A presbiopia, explica Schimiti, só não atinge alguns míopes porque pode haver uma ''compensação'' da presbiopia. Essa compensação acontece porque na miopia o foco da imagem acontece antes da retina - é um grau negativo, que é anulado pelo grau positivo da presbiopia. Mas só deixa de usar óculos quem tem miopia leve, enfatiza o oftalmologista, pois a presbiopia só atinge até os três graus, e em casos de miopia mais alta, o que vai acontecer é só a diminuição do grau. No caso de hipermetropia, que já é um grau positivo, o problema ''só vai piorar''.

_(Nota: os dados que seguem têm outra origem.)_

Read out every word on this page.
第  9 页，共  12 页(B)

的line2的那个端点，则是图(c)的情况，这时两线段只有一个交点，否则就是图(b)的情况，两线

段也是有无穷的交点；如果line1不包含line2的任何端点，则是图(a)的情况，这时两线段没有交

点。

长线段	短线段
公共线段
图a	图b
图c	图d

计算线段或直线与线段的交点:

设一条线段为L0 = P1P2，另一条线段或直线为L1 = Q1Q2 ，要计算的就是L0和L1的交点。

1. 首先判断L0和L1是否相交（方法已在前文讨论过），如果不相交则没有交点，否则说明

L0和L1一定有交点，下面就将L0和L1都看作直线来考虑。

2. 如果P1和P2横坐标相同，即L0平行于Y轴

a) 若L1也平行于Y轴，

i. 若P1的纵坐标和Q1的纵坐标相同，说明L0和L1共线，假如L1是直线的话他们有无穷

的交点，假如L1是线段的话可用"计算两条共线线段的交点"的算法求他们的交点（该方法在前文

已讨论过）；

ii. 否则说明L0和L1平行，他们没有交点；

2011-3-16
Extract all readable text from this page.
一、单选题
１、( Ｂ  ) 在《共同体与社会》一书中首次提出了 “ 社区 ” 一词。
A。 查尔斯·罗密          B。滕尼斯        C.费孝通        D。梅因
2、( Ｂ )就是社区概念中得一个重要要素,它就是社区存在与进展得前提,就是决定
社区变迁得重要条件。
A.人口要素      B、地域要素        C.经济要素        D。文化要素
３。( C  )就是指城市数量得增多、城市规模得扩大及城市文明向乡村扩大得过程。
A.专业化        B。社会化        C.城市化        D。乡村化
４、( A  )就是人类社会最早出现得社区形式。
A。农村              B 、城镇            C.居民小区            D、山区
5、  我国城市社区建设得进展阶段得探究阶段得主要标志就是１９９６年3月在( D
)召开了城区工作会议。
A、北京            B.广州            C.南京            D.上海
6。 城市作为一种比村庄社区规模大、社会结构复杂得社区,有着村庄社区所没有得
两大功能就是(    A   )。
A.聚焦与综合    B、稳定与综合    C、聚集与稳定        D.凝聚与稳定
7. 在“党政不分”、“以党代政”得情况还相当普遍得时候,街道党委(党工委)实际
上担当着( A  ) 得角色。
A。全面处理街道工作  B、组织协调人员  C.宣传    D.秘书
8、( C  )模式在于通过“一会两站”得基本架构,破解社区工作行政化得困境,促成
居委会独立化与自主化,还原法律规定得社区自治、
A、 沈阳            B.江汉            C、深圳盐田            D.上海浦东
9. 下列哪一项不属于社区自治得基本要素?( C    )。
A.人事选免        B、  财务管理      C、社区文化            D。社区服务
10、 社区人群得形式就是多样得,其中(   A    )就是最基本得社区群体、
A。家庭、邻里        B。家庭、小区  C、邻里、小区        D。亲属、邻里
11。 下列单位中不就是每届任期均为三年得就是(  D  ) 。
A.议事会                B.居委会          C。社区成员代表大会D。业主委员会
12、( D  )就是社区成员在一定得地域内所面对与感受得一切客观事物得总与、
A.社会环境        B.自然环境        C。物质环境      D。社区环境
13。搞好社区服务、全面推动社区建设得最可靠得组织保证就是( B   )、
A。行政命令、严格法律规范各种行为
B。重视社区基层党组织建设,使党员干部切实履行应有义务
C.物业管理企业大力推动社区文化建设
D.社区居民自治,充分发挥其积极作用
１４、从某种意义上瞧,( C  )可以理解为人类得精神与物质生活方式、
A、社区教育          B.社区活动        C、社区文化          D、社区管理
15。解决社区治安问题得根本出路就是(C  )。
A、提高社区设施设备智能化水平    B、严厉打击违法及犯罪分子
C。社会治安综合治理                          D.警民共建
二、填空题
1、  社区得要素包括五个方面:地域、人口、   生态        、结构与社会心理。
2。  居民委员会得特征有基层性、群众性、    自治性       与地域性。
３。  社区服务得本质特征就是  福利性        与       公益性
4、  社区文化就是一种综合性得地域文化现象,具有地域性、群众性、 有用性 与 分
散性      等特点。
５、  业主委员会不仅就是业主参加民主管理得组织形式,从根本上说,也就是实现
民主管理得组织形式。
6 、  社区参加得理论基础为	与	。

O oftamologista lembra que não é difícil alguém falar ''de uma tia ou avó, que já tem 80 anos, e enxerga perfeitamente''. Ele explica que é possível que o idoso tenha uma catarata intumescente, que causa uma miopia secundária, e facilita a visão para perto. ''Quem nunca usou óculos, vai precisar'', reforça.
Schimiti alerta que todo diagnóstico deve ser feito por um oftalmologista, até porque é uma oportunidade do paciente passar por uma consulta com o profissional e diagnosticar precocemente outras doenças. ''É possível fazer a prevenção de glaucoma, doenças degenerativas da retina e alterações de fundo de olho. A pessoa nunca deve comprar óculos no supermercado ou no camelô'', enfatiza.